Johnson Matthey’s subsidiary StePac has launched its four-pillared sustainability strategy for greener packaging.
The company’s new strategy for fresh produce packaging will reduce the need for climate-positive plastic packaging and addresses the issue of food waste.
StePac noted that its four-tiered strategy addresses key areas of manufacturing, use and recycling. It has been designed to cut excessive plastic use while encouraging more responsible packaging.
StePac business development manager Gary Ward said: “Plastic packaging plays a critical role in the fresh produce and food industry, not least because of its ability to dramatically curtail food waste.
“Our technology is based on four pillars of sustainability designed to significantly lighten the environmental footprint of plastic packaging.”
The four pillars encourage to use plastic packaging only if it has a positive climate effect and to ensure climate-positive packaging is as lean as possible, mechanically recyclable packaging supports a circular economy and chemical recycling complements mechanical recycling.
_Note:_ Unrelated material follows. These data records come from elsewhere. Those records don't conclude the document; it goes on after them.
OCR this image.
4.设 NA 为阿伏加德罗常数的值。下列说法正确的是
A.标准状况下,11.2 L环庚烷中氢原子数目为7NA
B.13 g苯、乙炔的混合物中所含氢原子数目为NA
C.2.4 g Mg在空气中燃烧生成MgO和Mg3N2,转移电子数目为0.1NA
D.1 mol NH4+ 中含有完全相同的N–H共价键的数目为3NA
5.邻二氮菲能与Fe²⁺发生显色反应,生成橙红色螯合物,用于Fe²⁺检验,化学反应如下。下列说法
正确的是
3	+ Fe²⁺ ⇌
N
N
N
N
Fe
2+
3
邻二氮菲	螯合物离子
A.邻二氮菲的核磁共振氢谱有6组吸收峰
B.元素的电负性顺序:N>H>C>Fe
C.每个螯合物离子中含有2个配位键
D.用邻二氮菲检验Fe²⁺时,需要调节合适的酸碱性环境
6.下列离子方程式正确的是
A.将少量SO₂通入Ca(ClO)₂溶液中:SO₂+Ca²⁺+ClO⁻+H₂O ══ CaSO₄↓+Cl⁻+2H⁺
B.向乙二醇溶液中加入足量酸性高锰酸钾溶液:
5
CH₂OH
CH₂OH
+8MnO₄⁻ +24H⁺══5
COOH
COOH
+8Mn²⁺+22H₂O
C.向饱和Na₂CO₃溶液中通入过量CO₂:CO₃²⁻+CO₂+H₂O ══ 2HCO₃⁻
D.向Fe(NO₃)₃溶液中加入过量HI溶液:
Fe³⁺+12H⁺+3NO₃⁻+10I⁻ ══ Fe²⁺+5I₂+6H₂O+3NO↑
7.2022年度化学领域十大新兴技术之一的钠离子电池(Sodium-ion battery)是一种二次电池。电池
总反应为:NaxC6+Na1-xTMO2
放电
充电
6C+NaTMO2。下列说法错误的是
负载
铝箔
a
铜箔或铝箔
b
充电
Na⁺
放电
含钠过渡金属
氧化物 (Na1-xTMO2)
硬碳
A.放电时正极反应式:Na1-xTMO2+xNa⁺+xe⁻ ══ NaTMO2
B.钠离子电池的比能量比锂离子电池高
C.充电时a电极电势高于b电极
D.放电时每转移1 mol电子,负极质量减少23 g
Ward said that replacing the sophisticated plastic structures without increasing waste is quite difficult.
Ward further added: “We have multilayered plastic structures that conform to chemical recycling, a process which is complementary to mechanical recycling systems in facilitating a true circular economy.”
The company’s global brands include Xtend, Xgo, Xflow and Xbloom modified-atmosphere / modified-humidity packaging solutions.
StePac’s brand of Xtend modified-atmosphere packaging is climate-positive and is capable of extending shelf-life and reducing waste in the fresh produce supply chain.
The Xflow packaging system has been developed to facilitate a shift to automation for packaging bulk produce.